Apr 5, 2026 0 comments


Yes, the movie was good. It's amaze, amaze, amaze. :)

Besides that I learnt few points from UX designer point of view and one of them is "Astrophage Problem".

The parallel between Earth's scientists misdiagnosing the cause of solar dimming, and design teams jumping straight to solutions before understanding the real problem.

In the story, Earth's best scientists look at solar dimming and reach for the nearest plausible cause: interstellar dust. It's a reasonable hypothesis. It feels like a diagnosis. But it's a conclusion dressed up as research. The mission plan, resources, and political will all get organised around a wrong answer and the whole thing nearly collapses before anyone asks "but wait, are we sure it's dust?"

In UX teams, the exact same thing happens constantly. A PM says "users are dropping off at checkout." Someone in the room says "they're probably confused by the button label." A designer goes off and redesigns the button. It ships. Drop-off stays the same. Because the real problem was that users didn't trust the return policy, something no one had bothered to look at.

The button was the dust cloud.

What real diagnosis looks like:

The moment the story turns is when Grace suspends his assumptions long enough to actually look at the data. He runs tests. He eliminates possibilities. He follows the evidence somewhere unexpected.

That's discovery. In UX terms: talking to users before you sketch, watching behaviour instead of guessing at it, asking "what problem is actually being experienced?" before "what should we build?"

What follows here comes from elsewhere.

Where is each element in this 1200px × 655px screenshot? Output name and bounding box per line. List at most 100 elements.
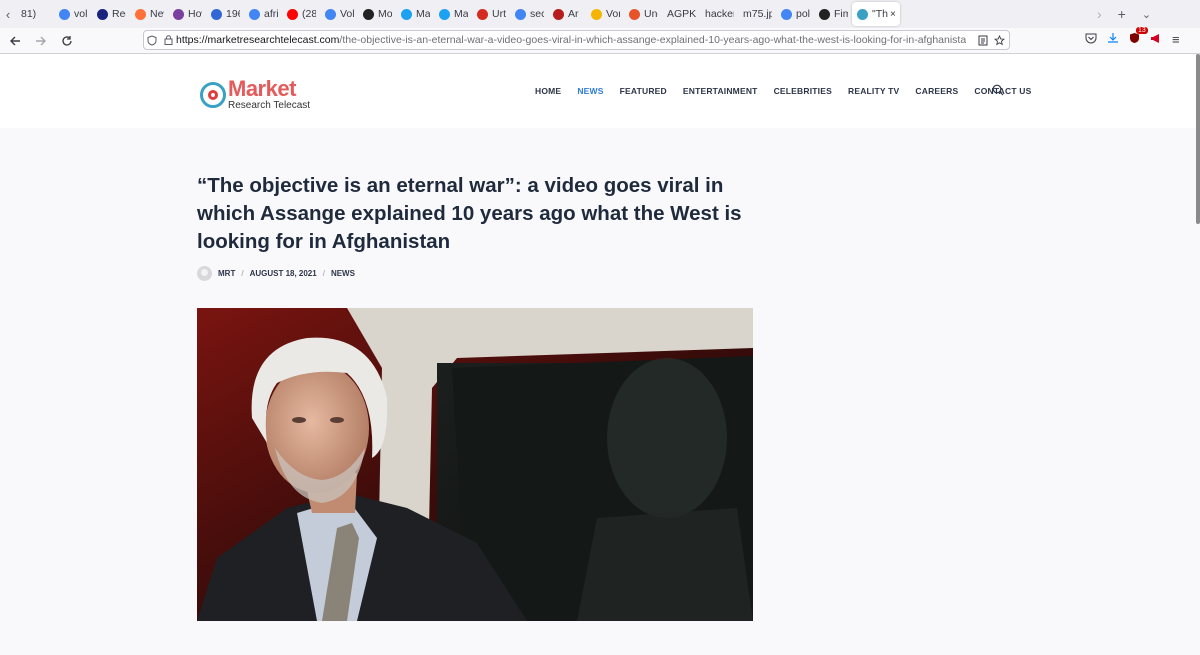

The UX industry even has a name for its version of the Astrophage mistake: solutionising, jumping to solutions before the problem is properly understood. It feels productive. It produces artifacts. But it's building rockets to deflect dust that was never there.

The uncomfortable truth the story surfaces:

Discovery takes time. Grace's correct diagnosis comes after nearly catastrophic misdirection. In product work, the pressure to ship makes proper diagnosis feel like a luxury. But as the story shows and as many failed product launches confirm, skipping it doesn't save time. It multiplies it.

Well, I couldn't agree more. Fist my bump!

And yes, enjoy this song from Harry Styles...my one of the most gatekeep song happens to appear in this movie.